As others have mentioned, showing and not telling means bringing personality and creativity to your statement and using examples and experiences to make the account worth reading.
What I don’t think it means, though, is that your entire application should come together as a “coherent story” that tells some neat, clean story about your interests and hobbies. I don’t think any person fits in a box that neatly, much less a teenager in high school who doesn’t have it all figured out yet.
The reason I bring this up is because I think a lot of college students think they have to carefully curate their classes, activities, and hobbies to fit into some narrow narrative, perhaps cutting out other things they are interested in but that don’t fit the “story” they are trying to tell. Or they get to junior and senior year and panic because, much like the majority of people, their interests are kind of all over the place.
You’re a multi-faced person and it is OK for you to have many interests! It is also OK for you to explore those many interests in high school, college, and beyond.

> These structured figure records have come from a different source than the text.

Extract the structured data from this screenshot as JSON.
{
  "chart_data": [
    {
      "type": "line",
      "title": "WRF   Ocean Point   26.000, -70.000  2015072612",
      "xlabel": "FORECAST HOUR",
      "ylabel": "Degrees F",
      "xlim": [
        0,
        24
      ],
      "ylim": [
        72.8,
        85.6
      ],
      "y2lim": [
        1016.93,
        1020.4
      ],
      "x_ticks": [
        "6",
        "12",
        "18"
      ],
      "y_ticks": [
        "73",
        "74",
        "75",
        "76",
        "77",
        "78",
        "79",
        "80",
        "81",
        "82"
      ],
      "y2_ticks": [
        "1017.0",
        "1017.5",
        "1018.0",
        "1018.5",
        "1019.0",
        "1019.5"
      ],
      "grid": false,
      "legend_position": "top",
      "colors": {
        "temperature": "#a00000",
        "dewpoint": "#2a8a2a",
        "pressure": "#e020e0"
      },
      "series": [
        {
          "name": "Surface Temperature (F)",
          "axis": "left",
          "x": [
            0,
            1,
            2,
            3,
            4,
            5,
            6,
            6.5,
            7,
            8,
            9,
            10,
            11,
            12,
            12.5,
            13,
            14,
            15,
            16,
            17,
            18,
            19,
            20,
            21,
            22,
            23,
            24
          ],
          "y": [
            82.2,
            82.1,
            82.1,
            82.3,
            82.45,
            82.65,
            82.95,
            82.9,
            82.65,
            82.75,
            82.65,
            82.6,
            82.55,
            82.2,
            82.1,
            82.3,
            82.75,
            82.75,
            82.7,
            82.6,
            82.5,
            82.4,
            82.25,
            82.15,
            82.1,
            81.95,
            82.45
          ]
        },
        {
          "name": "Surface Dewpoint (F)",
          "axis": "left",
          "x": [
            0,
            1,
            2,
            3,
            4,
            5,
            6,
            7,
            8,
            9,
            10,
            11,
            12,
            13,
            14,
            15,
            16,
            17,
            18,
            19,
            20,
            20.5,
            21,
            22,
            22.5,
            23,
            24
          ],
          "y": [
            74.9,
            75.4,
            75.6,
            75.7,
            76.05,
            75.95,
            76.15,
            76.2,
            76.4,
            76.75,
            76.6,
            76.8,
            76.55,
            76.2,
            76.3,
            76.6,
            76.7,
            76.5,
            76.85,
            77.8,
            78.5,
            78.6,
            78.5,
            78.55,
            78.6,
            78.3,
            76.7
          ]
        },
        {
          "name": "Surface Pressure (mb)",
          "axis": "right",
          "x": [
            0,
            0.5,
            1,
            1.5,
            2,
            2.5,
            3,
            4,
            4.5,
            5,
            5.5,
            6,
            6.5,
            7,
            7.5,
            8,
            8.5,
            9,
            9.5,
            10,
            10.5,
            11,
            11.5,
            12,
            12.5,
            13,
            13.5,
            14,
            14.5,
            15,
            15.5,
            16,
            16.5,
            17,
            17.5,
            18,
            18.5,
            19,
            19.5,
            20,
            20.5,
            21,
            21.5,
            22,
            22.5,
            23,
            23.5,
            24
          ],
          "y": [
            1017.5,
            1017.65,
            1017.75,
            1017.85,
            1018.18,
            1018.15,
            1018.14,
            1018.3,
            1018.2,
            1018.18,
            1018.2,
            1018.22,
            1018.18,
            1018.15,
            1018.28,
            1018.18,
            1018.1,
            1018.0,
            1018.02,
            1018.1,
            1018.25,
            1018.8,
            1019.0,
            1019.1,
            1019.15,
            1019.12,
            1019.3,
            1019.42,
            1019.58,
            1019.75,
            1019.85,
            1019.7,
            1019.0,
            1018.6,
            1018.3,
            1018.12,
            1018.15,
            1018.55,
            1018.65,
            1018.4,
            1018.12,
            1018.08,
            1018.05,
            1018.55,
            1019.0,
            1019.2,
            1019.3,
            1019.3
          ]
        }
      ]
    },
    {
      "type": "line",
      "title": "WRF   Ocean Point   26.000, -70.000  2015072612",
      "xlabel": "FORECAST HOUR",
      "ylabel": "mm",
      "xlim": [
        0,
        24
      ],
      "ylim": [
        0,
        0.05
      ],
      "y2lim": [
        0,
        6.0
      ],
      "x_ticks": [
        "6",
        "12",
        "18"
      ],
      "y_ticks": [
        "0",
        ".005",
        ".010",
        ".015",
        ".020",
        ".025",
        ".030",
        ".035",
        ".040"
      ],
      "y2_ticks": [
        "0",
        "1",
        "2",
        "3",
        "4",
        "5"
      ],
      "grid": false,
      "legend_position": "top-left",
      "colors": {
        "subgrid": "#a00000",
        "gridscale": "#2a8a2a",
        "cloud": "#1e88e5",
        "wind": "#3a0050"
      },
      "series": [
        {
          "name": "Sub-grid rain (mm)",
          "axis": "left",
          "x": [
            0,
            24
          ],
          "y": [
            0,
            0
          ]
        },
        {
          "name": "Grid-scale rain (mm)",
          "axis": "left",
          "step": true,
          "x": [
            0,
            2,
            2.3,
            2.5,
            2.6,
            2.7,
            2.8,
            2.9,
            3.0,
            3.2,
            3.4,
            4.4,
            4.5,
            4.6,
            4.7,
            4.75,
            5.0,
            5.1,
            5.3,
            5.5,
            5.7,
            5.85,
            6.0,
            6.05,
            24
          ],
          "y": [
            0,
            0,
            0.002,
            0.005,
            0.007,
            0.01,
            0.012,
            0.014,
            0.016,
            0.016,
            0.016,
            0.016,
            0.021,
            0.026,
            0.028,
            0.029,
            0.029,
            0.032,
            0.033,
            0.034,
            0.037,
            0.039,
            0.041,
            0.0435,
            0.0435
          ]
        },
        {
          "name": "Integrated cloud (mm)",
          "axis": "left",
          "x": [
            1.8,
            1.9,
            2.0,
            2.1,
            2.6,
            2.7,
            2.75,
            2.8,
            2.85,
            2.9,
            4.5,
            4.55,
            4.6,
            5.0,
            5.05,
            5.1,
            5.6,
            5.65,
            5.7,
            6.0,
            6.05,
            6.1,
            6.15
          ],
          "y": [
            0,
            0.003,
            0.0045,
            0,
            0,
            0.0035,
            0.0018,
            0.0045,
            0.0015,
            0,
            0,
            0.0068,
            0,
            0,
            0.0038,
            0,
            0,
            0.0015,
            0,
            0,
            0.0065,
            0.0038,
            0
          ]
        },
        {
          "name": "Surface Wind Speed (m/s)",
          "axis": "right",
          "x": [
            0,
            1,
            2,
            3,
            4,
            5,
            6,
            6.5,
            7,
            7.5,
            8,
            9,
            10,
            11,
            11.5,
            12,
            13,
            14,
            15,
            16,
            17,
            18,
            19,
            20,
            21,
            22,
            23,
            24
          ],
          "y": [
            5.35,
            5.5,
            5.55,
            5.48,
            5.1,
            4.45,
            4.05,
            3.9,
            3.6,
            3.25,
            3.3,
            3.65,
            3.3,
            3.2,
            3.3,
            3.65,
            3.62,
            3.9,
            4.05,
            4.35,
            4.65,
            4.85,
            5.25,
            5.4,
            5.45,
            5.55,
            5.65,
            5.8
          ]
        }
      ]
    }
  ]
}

That doesn’t mean you can’t illustrate a story out what you have done - but it does mean that you may need to think more deeply about your story and what it says about you. Maybe the story isn’t “I love biology” (which honestly is pretty simplistic) but “I am deeply interested in how things work, what turns the gears of the natural world,” which explores your stint in psychology club, your volunteer work at an environmental nonprofit, and AP physics classes. Maybe your story is even that you like taking risks and exploring new things, which explains your propensity to throw yourself into something new and work deeply in it for some period of time.